Early Wednesday, it was reported that the Phillies signed Cole Hamels to a six year contract extension worth $144 million, with an option for a seventh that will make Hamels the highest paid player in the history of the franchise.
It was the culmination of weeks and months of speculation, as the pitcher had to decide if he wished to remain in Philadelphia, or if he would rather test the waters of free agency when the season ends. Lucky for us, he chose to stick around with the team that drafted him and molded him into the pitcher he is today.
Whenever this type of contract is signed, there is always going to be some back and forth between the fans and pundits about whether or not it was worth the money. Ultimately, a baseball player is never worth the millions of dollars he is given, but given the market and the amount of money that Major League Baseball earns on a yearly basis, it's fair to say that, yes, maybe Cole is worth it.
At any rate, I love the deal, because it keeps Hamels in town for the next six years, which means we get to watch him make hitters look silly ad infinitum. Pretty good deal, if you ask me. But that's not the only reason I love his new contract, even if it is more money than I'll ever see in my lifetime.
Here we go...
Cole Hamels is really, really good. He's been in the game for seven years, and he's thrown nearly 1,300 innings of 3.38 ERA-style baseball. That's good. He's also struck out nearly a batter an inning, while owning a strikeout-to-walk ratio near four. That is also good. And if you remove his forgettable 2009 season (which really wasn't that bad in hindsight) and his rookie 2006 season, he's been one of the top pitchers in the game, year-in and year-out.
He's 28. He's young, which is pretty crucial considering how much money is owed to the elder statesmen of this team. While Ruben Amaro was anxious to hand out $20MM salaries to Ryan Howard, Roy Halladay and Cliff Lee when they were already 30-years-old, he did not have to do the same with Hamels, who will be 29 when his contract starts – and if it vests completely – 36 when it ends. For the sake of comparison, that's how old both Halladay and Lee will be when their deals end, not counting the option years.
He's the best home-grown pitching product in the history of the team. There is something special about seeing one of your rise up through the minor leagues and make a huge splash in The Show. It doesn't happen every day, but when it does, it's really amazing. And with Hamels – like Washington's Bryce Harper or Los Angeles' Mike Trout – we had a front row seat. We were there when he shot through the lower levels of the minors like a bullet coated in jet fuel, and we were there when he made the leap to stardom during the 2008 playoffs. And now, we'll be there through his prime years, when he will continue to terrorize the rest of the National League with this changeup. And with any luck, we'll be there when he stands in front of the podium in Cooperstown, where he will join the ranks of the all time greats.

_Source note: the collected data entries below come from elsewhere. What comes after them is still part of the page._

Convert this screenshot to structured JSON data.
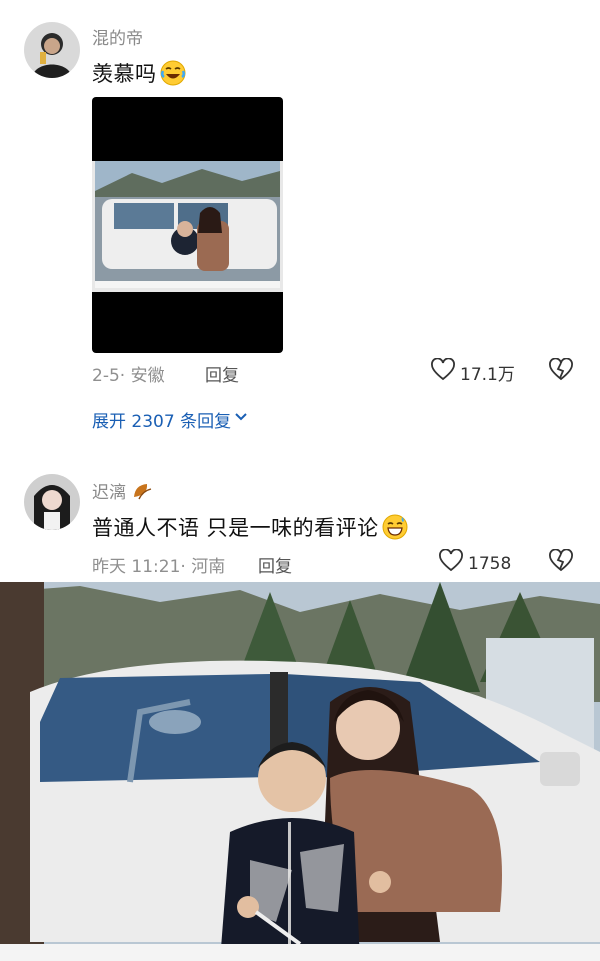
{
  "comments": [
    {
      "username": "混的帝",
      "text": "羡慕吗",
      "emoji": "laughing-tears-emoji",
      "meta": "2-5· 安徽",
      "reply_label": "回复",
      "likes": "17.1万",
      "expand_label": "展开 2307 条回复"
    },
    {
      "username": "迟漓",
      "username_badge": "leaf-badge-icon",
      "text": "普通人不语 只是一味的看评论",
      "emoji": "grinning-sweat-emoji",
      "meta": "昨天 11:21· 河南",
      "reply_label": "回复",
      "likes": "1758"
    }
  ],
  "colors": {
    "link": "#1a5fb4",
    "meta": "#8f8f8f",
    "username": "#8a8a8a"
  }
}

It's not my money. That's something that is thrown out a lot, that it isn't your money that is going to pad Cole's wallet. And it's true, because you won't pay an extra dime to see him in red pinstripes through the next half-decade unless you decide to keep going to the games and packing Citizens Bank Park on a nightly basis. And that's just what the team hopes that you'll do. With this move, Ruben Amaro made it loud and clear that this team is committed to winning in the long run. It might look gloomy now, but it would look even worse if they let Hamels walk. By putting up the money for his contract, the team is telling you – the fans – that winning is the number one priority.
He is the future. Above all, Hamels is going to be the face of the franchise for the foreseeable future. While Chase Utley and Ryan Howard and Jimmy Rollins will make their mark, it's going to be Hamels who leads this team on the hill. With both Roy Halladay and Cliff Lee on the wrong side of 30, it's a matter of time before the torch gets passed to the Ace lefty who led this team to victory in the 2008 World Series.